KalamPerempuan

Islam Memuliakan Perempuan

Oleh: Suko Wahyudi* 

Dalam naungan syariat Islam yang penuh rahmat, perempuan memperoleh tempat yang mulia dan terhormat. Islam, sejak awal kemunculannya, membawa risalah yang memuliakan manusia secara utuh, tanpa diskriminasi atas dasar jenis kelamin. Perempuan tidak dipandang sebagai objek, tetapi sebagai subjek yang utuh dalam peran sosial, spiritual, dan kultural, berlandaskan iman, ilmu, dan amal saleh.

Pada masa jahiliah, perempuan hidup dalam keterasingan dan kehinaan. Mereka tidak diakui hak-haknya, bahkan kelahirannya dianggap sebagai aib yang memalukan. Al-Qur’an menggambarkan kondisi itu dengan sangat tajam:

“Dan apabila seseorang dari mereka diberi kabar dengan (kelahiran) anak perempuan, hitamlah mukanya, dan ia sangat marah.” (QS. An-Nahl: 58)

Islam datang merombak struktur kezaliman tersebut. Syariat yang dibawa Nabi Muhammad SAW menegaskan bahwa perempuan adalah makhluk yang dimuliakan, memiliki hak yang setara dalam keimanan dan amal. Firman Allah:

“Barangsiapa yang mengerjakan amal saleh, baik laki-laki maupun perempuan dalam keadaan beriman, maka sesungguhnya akan Kami berikan kepadanya kehidupan yang baik dan sesungguhnya akan Kami beri balasan kepada mereka dengan pahala yang lebih baik dari apa yang telah mereka kerjakan.” (QS. An-Nahl: 97)

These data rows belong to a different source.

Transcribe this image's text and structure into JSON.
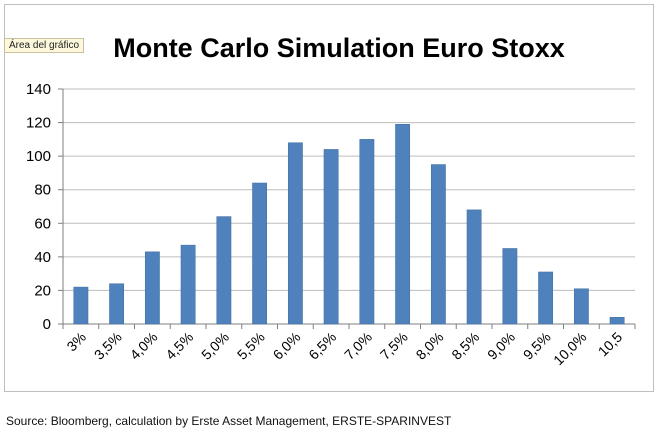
{
  "tooltip": "Área del gráfico",
  "source": "Source: Bloomberg, calculation by Erste Asset Management, ERSTE-SPARINVEST",
  "colors": {
    "bar": "#4f81bd",
    "bar_stroke": "#3f6e9f",
    "grid": "#bdbdbd",
    "axis": "#7f7f7f",
    "text": "#000000"
  },
  "chart_data": {
    "type": "bar",
    "title": "Monte Carlo Simulation Euro Stoxx",
    "xlabel": "",
    "ylabel": "",
    "categories": [
      "3%",
      "3,5%",
      "4,0%",
      "4,5%",
      "5,0%",
      "5,5%",
      "6,0%",
      "6,5%",
      "7,0%",
      "7,5%",
      "8,0%",
      "8,5%",
      "9,0%",
      "9,5%",
      "10,0%",
      "10,5"
    ],
    "values": [
      22,
      24,
      43,
      47,
      64,
      84,
      108,
      104,
      110,
      119,
      95,
      68,
      45,
      31,
      21,
      4
    ],
    "ylim": [
      0,
      140
    ],
    "yticks": [
      0,
      20,
      40,
      60,
      80,
      100,
      120,
      140
    ],
    "grid": true,
    "legend": "none"
  }
}
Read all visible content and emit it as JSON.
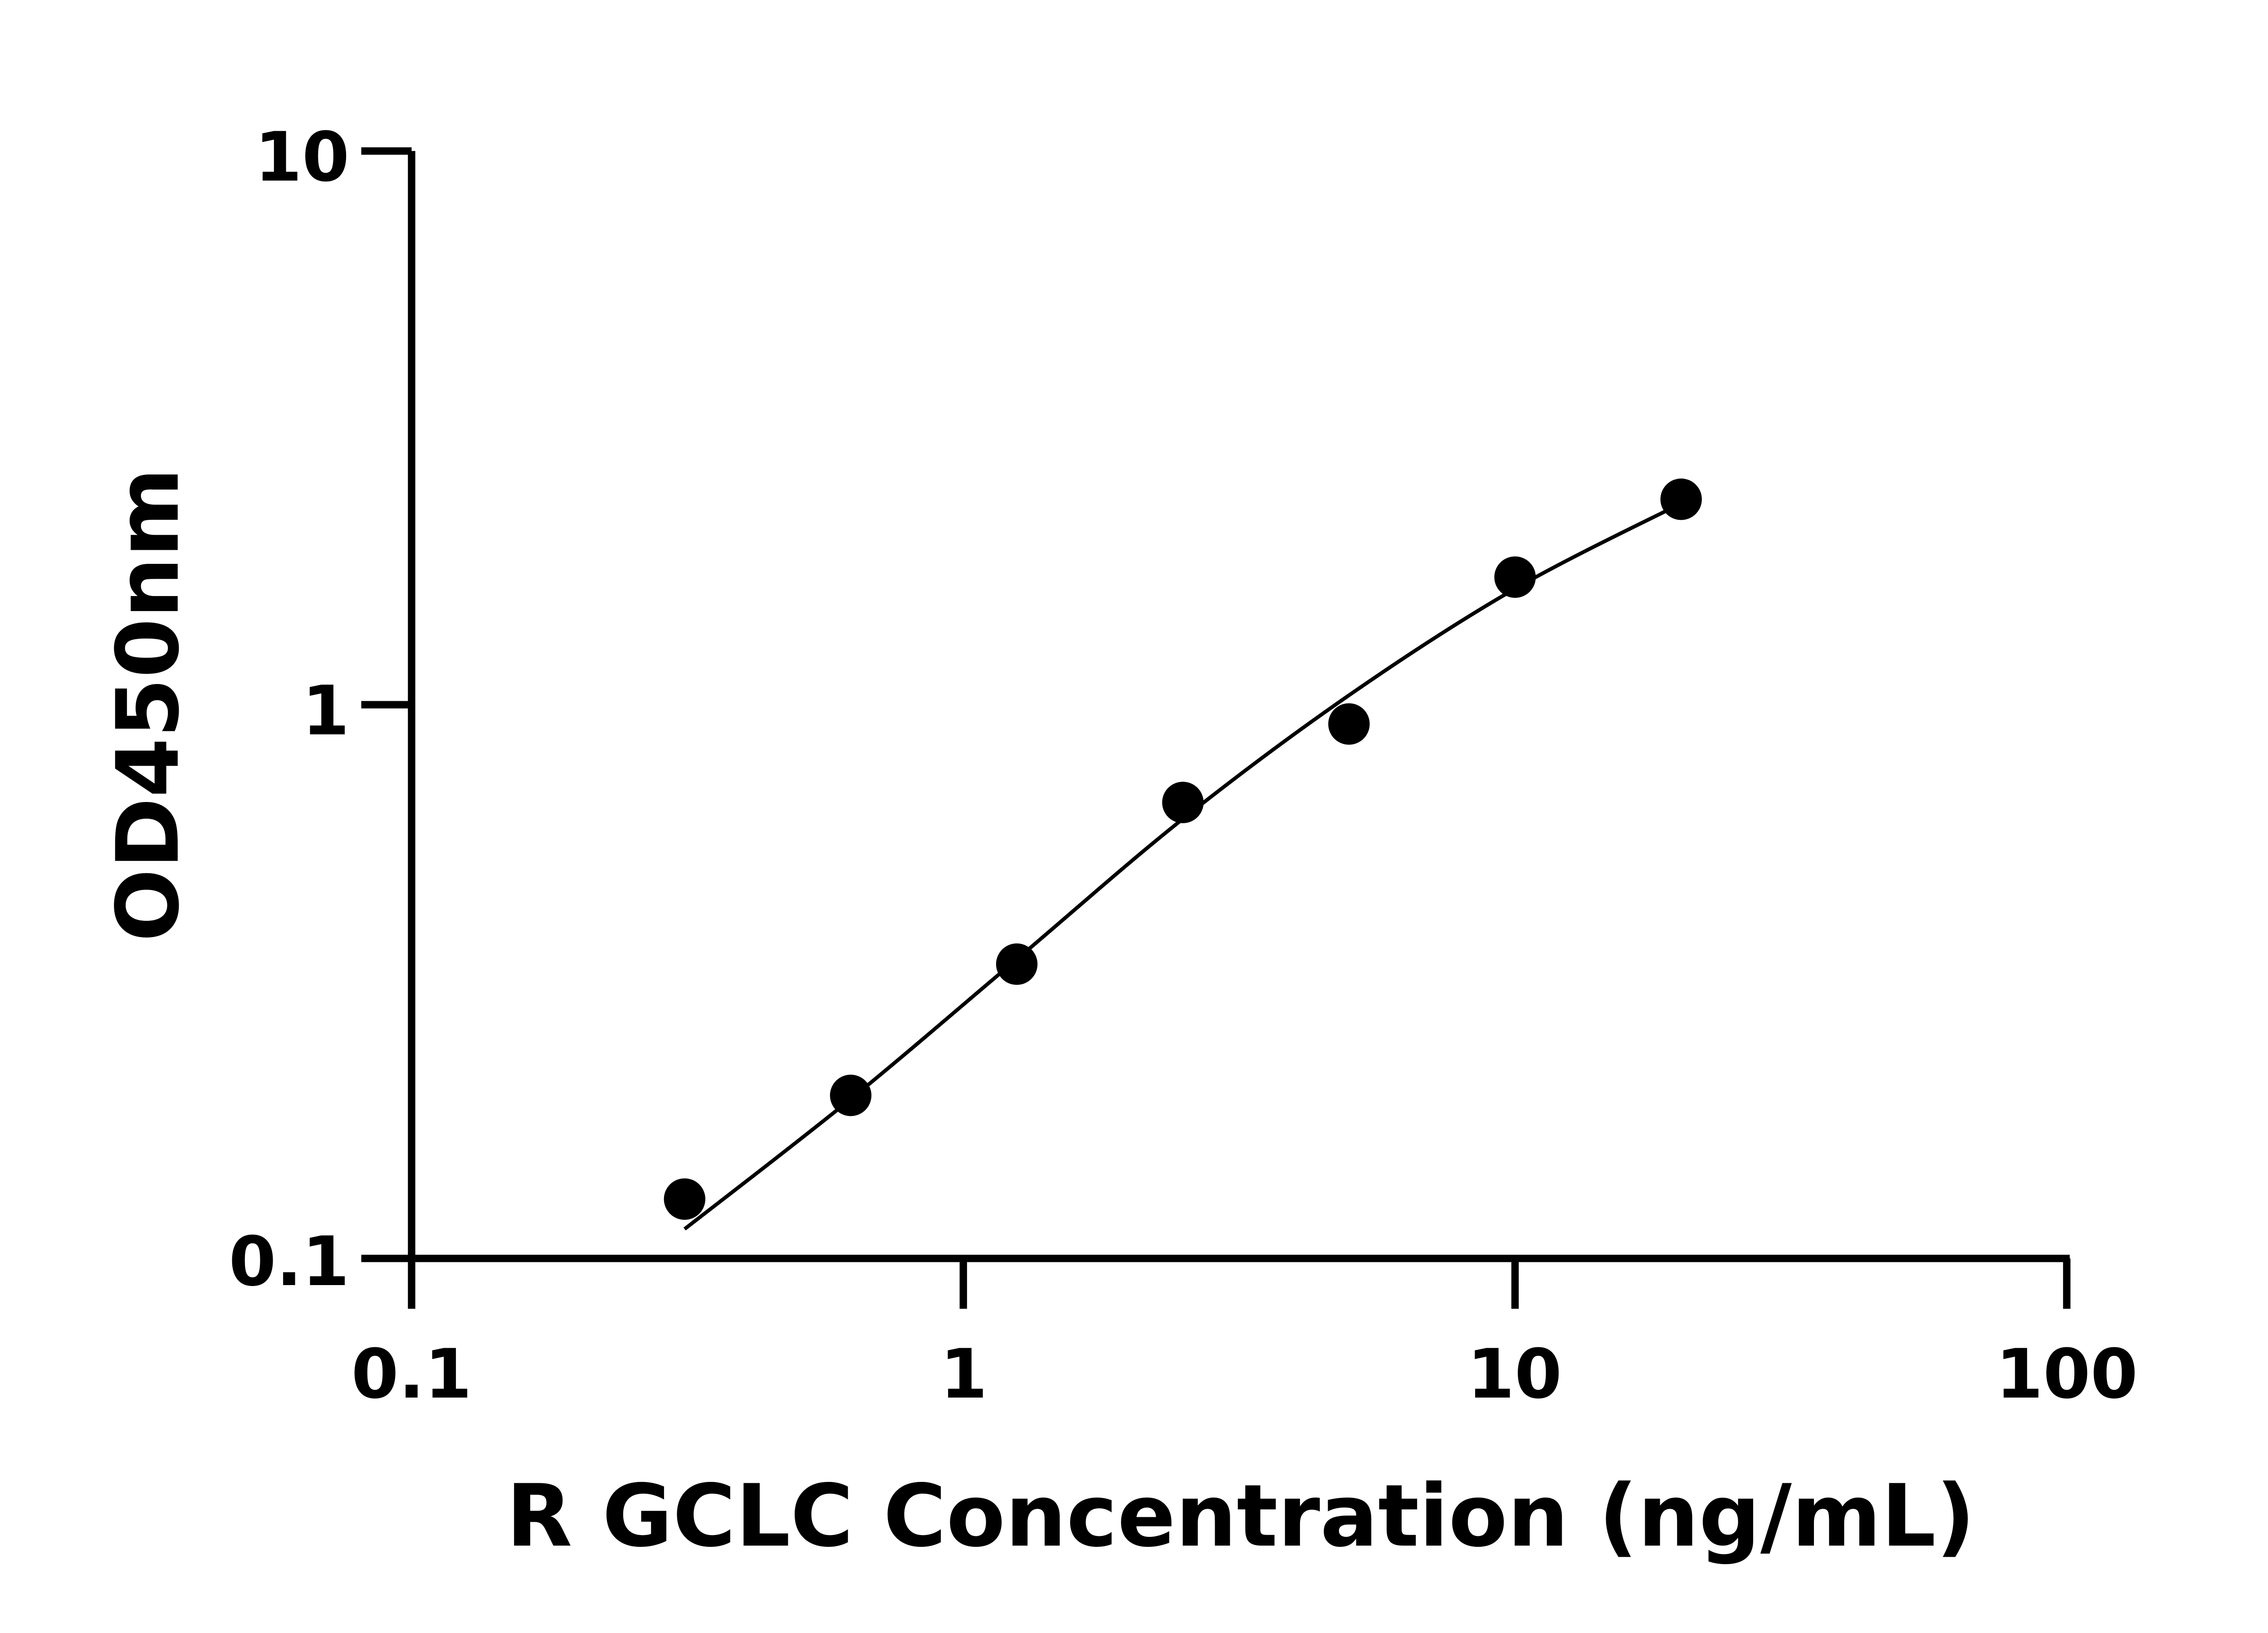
{
  "chart_data": {
    "type": "scatter",
    "xlabel": "R GCLC Concentration (ng/mL)",
    "ylabel": "OD450nm",
    "xscale": "log",
    "yscale": "log",
    "xlim": [
      0.1,
      100
    ],
    "ylim": [
      0.1,
      10
    ],
    "xticks": [
      "0.1",
      "1",
      "10",
      "100"
    ],
    "yticks": [
      "0.1",
      "1",
      "10"
    ],
    "grid": false,
    "colors": {
      "points": "#000000",
      "curve": "#000000",
      "axes": "#000000"
    },
    "series": [
      {
        "x": [
          0.3125,
          0.625,
          1.25,
          2.5,
          5,
          10,
          20
        ],
        "y": [
          0.128,
          0.197,
          0.34,
          0.666,
          0.923,
          1.7,
          2.35
        ]
      }
    ],
    "fit_curve": {
      "x": [
        0.3125,
        0.625,
        1.25,
        2.5,
        5,
        10,
        20
      ],
      "y": [
        0.113,
        0.194,
        0.347,
        0.622,
        1.04,
        1.62,
        2.31
      ]
    }
  }
}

Ayat ini menegaskan prinsip keadilan ilahiah. Amal saleh menjadi ukuran, bukan jenis kelamin. Ketakwaan menjadi parameter kemuliaan, sebagaimana ditegaskan dalam surah al-Hujurat ayat 13. Dengan demikian, Islam menegakkan etos pembebasan dan pemuliaan perempuan dari kungkungan budaya yang menindas.

Islam memuliakan perempuan dalam seluruh tahap kehidupannya. Sebagai anak, ia adalah sumber keberkahan. Sebagai ibu, ia menjadi pintu surga. Sebagai istri, ia adalah sahabat hidup yang menyejukkan. Dan sebagai anggota masyarakat, ia memiliki hak dan tanggung jawab dalam membangun peradaban. Oleh karena itu, siapa pun yang merendahkan martabat perempuan, pada hakikatnya telah bertentangan dengan ruh Islam yang hakiki.

Perempuan Sebagai Anak

Dalam sistem nilai Islam, manusia diposisikan sebagai makhluk mulia yang diciptakan Allah dalam bentuk dan fitrah terbaik. Hal ini tidak hanya berlaku bagi laki-laki, tetapi juga bagi perempuan. Islam menolak segala bentuk pembedaan yang berbasis pada jenis kelamin dalam hal kemuliaan, nilai, dan kehormatan.

Salah satu bentuk pemuliaan Islam terhadap perempuan adalah pada fase awal kehidupannya, yakni sebagai anak. Dalam hal ini, Islam menekankan kewajiban orang tua untuk menyambut kelahiran anak perempuan dengan rasa syukur, serta memperlakukannya dengan kasih sayang, perhatian, dan pendidikan yang memadai. Sikap ini berbeda secara fundamental dengan praktik jahiliyah yang menganggap anak perempuan sebagai aib dan beban sosial.

Al-Qur’an mengabadikan potret batin masyarakat jahiliyah ketika menerima kelahiran anak perempuan:

Baca Juga: Perempuan Karir dan Keluarga Sakinah

“Dan apabila seseorang dari mereka diberi kabar dengan (kelahiran) anak perempuan, hitamlah mukanya dan dia sangat marah. Ia menyembunyikan dirinya dari orang banyak disebabkan buruknya berita yang disampaikan kepadanya. Apakah dia akan memeliharanya dengan menanggung kehinaan, ataukah akan menguburkannya ke dalam tanah (hidup-hidup)? Ketahuilah, alangkah buruknya apa yang mereka tetapkan itu.” (QS. an-Nahl [16]: 58–59)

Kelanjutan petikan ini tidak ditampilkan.